Word-oriented completion suggester (ElasticSearch 5.x)

Word-oriented completion suggester (ElasticSearch 5.x) - elasticsearch

ElasticSearch 5.x introduced some (breaking) changes to the Suggester API (Documentation). Most notable change is the following:
Completion suggester is document-oriented
Suggestions are aware of the
document they belong to. Now, associated documents (_source) are
returned as part of completion suggestions.
In short, all completion queries return all matching documents instead of just matched words.
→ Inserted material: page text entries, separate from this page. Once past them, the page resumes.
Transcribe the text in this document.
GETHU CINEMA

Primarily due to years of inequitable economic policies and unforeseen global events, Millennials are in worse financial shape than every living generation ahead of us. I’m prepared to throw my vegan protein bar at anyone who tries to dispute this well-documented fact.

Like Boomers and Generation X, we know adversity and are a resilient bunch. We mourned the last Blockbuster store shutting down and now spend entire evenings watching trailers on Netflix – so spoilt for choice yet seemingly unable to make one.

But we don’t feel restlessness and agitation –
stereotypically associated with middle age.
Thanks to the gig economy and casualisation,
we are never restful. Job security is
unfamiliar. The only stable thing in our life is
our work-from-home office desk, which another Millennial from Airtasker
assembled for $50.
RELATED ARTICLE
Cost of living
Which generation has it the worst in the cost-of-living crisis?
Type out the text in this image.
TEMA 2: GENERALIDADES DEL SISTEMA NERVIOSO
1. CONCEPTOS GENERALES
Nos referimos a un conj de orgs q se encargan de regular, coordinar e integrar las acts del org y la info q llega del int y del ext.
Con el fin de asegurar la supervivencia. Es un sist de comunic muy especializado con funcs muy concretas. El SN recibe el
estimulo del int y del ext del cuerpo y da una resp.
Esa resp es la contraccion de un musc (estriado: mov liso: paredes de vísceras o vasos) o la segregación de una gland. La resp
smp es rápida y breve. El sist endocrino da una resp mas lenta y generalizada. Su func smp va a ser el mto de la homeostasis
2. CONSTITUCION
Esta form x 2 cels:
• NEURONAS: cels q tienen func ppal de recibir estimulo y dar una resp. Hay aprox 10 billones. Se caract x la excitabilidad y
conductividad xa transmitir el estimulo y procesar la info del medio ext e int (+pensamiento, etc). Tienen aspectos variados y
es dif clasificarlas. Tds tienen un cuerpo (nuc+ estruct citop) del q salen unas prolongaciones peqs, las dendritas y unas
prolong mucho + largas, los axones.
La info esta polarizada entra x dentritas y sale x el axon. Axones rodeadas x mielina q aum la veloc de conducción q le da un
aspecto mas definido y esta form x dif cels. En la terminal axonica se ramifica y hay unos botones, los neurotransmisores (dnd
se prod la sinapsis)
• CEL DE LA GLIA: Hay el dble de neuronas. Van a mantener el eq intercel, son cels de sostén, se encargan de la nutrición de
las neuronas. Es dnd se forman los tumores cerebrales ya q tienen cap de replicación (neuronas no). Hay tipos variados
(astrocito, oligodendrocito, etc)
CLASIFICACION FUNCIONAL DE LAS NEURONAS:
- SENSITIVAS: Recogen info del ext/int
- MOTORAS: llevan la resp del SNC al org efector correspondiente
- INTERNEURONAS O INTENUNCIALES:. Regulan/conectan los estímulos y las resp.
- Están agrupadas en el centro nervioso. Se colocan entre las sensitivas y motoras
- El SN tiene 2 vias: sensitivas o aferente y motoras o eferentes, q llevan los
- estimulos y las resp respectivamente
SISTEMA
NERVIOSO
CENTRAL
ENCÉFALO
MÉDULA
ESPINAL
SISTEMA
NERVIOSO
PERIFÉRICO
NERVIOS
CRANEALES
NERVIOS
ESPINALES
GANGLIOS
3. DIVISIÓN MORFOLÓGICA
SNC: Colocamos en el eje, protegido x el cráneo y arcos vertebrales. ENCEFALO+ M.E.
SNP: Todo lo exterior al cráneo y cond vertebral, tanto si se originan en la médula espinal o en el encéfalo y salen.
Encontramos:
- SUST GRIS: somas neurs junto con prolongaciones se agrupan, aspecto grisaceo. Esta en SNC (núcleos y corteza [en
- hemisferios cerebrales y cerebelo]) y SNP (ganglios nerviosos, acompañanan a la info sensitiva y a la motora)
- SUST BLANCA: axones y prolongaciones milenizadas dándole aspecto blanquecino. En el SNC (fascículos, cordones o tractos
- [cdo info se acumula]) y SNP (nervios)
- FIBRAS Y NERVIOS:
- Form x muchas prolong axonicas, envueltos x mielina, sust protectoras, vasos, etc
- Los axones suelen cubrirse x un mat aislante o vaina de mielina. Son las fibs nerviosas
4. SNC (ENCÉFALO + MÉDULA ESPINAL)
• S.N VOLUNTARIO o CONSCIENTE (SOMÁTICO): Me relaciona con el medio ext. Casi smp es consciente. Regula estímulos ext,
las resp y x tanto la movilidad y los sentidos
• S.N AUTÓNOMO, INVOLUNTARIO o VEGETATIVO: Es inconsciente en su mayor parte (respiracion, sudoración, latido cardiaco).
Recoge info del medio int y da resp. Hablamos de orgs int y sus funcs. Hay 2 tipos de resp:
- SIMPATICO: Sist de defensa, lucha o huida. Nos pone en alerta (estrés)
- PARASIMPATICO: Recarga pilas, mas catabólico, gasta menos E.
And herein lies the problem - duplication of autocompleted words if they occur in more than one document.
Let's say we have this simple mapping:
{
"my-index": {
"mappings": {
"users": {
"properties": {
"firstName": {
"type": "text"
},
"lastName": {
"type": "text"
},
"suggest": {
"type": "completion",
"analyzer": "simple"
}
}
}
}
}
}
With a few test documents:
{
"_index": "my-index",
"_type": "users",
"_id": "1",
"_source": {
"firstName": "John",
"lastName": "Doe",
"suggest": [
{
"input": [
"John",
"Doe"
]
}
]
}
},
{
"_index": "my-index",
"_type": "users",
"_id": "2",
"_source": {
"firstName": "John",
"lastName": "Smith",
"suggest": [
{
"input": [
"John",
"Smith"
]
}
]
}
}
And a by-the-book query:
POST /my-index/_suggest?pretty
{
"my-suggest" : {
"text" : "joh",
"completion" : {
"field" : "suggest"
}
}
}
Which yields the following results:
{
"_shards": {
"total": 5,
"successful": 5,
"failed": 0
},
"my-suggest": [
{
"text": "joh",
"offset": 0,
"length": 3,
"options": [
{
"text": "John",
"_index": "my-index",
"_type": "users",
"_id": "1",
"_score": 1,
"_source": {
"firstName": "John",
"lastName": "Doe",
"suggest": [
{
"input": [
"John",
"Doe"
]
}
]
}
},
{
"text": "John",
"_index": "my-index",
"_type": "users",
"_id": "2",
"_score": 1,
"_source": {
"firstName": "John",
"lastName": "Smith",
"suggest": [
{
"input": [
"John",
"Smith"
]
}
]
}
}
]
}
]
}
In short, for a completion suggest for text "joh", two (2) documents were returned - both John's and both had the same value of the text property.
However, I would like to receive one (1) word. Something simple like this:
{
"_shards": {
"total": 5,
"successful": 5,
"failed": 0
},
"my-suggest": [
{
"text": "joh",
"offset": 0,
"length": 3,
"options": [
"John"
]
}
]
}
Question: how to implement a word-based completion suggester. There is no need to return any document related data, since I don't need it at this point.
Is the "Completion Suggester" even appropriate for my scenario? Or should I use a completely different approach?
EDIT:
As many of you pointed out, an additional completion-only index would be a viable solution. However, I can see multiple issues with this approach:
Keeping the new index in sync.
Auto-completing subsequent words would probably be global, instead of narrowed down. For example, say you have the following words in the additional index: "John", "Doe", "David", "Smith". When querying for "John D", the result for the incomplete word should be "Doe" and not "Doe", "David".
To overcome the second point, only indexing single words wouldn't be enough, since you would also need to map all words to documents in order to properly narrow down auto-completing subsequent words. And with this, you actually have the same problem as querying the original index. Therefore, the additional index doesn't make sense anymore.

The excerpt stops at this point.